Tetris is no stranger to developer and contract issues. After all, it is famously known for the rights fiasco in the late ’80s. Nintendo was awarded the ability to release official Tetris games on the NES and Game Boy, leaving SEGA and Tengen’s versions in the dust. This wouldn’t be the only time Nintendo got to work with the incredibly popular puzzler, either. Some Tetris games found themselves at home on Nintendo plaforms, and eventually, Nintendo themselves got to develop one of their own for the DS.

Tetris DS is my personal favorite in the series. The reason why that is can be pretty obvious: It’s a massive love-letter to classic Nintendo gaming while also being a superbly executed game of Tetris! The selection of modes are easily some of the freshest the series has to offer, and the online play (back when it was usable, anyway) was as intense as it was fun to experience. The game would go on to be acclaimed by critics and sell over two million copies before Nintendo’s license for the series expired.

Little would anyone know that there was actually another Tetris DS being made long before Nintendo got the opportunity, though. Enter THQ, who secured rights to the series in the early 2000s. With it, they published Tetris Worlds for the Game Boy Advance, Xbox, Playstation 2, PC, and Gamecube. With the rights still at hand, they got development team TOSE — who some may know for The Legendary Starfy, among other things — to work on a new version of Tetris for the DS.

It never came out.

Somewhere down the road, THQ and The Tetris Company raised their eyebrows at each other and the former wasn’t having any of that. THQ’s 2005 financial report had this to say about the issue:

On April 14, 2005, THQ filed a complaint against The Tetris Company, LLC (“Tetris”) in the Superior Court of California, County of Los Angeles. The complaint alleges that Tetris breached its license agreement and certain oral agreements with THQ, which prevented THQ from releasing a Tetris product for the Nintendo DS system as planned in March 2005. Additionally, Tetris has indicated that it believes the term of THQ’s license agreement with Tetris may have expired on March 24, 2005, despite THQ’s compliance with the requirements for renewal pursuant to the terms of the license. Our complaint seeks monetary damages and injunctive relief against Tetris, as well as a judicial declaration that the term of THQ’s license agreement with Tetris extends to March 24, 2007.

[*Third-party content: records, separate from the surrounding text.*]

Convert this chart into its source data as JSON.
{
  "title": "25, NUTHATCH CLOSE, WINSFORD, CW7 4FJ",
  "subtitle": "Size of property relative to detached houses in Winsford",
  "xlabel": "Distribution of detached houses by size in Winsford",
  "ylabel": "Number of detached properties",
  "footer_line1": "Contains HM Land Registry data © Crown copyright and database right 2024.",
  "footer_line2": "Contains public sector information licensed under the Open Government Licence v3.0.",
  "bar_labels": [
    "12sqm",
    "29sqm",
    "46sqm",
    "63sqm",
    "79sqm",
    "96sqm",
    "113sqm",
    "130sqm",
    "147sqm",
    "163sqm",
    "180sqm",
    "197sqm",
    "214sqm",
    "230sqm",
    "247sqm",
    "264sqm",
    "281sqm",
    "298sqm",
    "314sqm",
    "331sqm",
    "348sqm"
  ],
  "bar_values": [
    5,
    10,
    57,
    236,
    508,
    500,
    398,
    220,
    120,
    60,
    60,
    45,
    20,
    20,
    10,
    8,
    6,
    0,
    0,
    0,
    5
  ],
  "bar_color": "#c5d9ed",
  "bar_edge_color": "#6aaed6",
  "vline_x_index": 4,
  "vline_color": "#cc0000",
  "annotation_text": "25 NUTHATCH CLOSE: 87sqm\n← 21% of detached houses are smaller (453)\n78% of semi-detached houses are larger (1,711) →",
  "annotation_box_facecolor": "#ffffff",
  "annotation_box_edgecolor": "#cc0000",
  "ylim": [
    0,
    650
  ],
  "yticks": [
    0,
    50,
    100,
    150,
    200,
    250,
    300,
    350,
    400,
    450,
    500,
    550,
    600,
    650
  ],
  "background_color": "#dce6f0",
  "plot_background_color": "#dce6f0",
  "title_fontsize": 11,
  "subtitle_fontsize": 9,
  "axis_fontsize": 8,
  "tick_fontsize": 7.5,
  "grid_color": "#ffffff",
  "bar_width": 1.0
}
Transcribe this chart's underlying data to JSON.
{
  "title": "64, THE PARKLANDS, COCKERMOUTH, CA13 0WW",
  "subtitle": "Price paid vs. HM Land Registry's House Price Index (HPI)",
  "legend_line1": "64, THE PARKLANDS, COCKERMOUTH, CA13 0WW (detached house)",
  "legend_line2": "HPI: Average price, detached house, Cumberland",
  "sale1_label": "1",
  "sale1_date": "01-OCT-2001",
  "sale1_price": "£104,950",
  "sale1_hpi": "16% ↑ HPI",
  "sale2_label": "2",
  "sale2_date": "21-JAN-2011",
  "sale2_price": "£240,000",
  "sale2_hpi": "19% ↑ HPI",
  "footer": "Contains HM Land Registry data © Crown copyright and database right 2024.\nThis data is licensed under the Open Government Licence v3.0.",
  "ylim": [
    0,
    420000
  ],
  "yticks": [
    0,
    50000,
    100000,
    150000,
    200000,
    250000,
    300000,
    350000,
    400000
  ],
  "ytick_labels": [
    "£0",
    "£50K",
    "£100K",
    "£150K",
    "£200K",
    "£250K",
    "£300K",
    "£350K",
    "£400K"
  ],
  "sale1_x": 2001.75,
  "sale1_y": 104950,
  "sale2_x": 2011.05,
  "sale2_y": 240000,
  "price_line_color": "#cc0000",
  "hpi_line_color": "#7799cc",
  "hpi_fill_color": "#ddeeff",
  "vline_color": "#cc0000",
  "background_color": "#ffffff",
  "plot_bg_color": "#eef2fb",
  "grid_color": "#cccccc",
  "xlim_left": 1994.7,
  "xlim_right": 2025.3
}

So yeah, THQ’s/TOSE’s Tetris DS was canned pretty early on. For well over a decade, it wasn’t ever heard of again. That is, until last year when someone from The Cutting Room Floor got a hold of a prototype of the game. The build is dated December 2004, months before the game would have been released (and over a year before Nintendo would release their version).

It’s almost full-featured, actually. There is a variety of game modes that have already been implemented into the build, and a few of them even take on concepts that modes from other Tetris games hadn’t done before. I recommend reading through TCRF’s documentation on the build to see all the details of its content. It’s a very interesting read, and it explains everything the build and the game’s own press releases have to offer.

It’s otherwise the usual Tetris you know and love — just with some lack of polish, what with this being a prototype and all. Even if it did see the light of day, however, I probably still would’ve preferred Nintendo taking the reigns. It just doesn’t feel the same without the homages to Nintendo’s NES classics. I’m also not a fan of the small size of the playing field, and how the bottom screen just occupies a way-too-close zoom-in on it. There definitely was potential, but at the same time, it also appears to be somewhat misguided.

Eventually, THQ got to publish Tetris Evolution on the Xbox 360. It’s likely they did indeed get that contract extension they were looking for. As for Tetris DS, it was never to be seen again…until it was dug up and analyzed, anyway.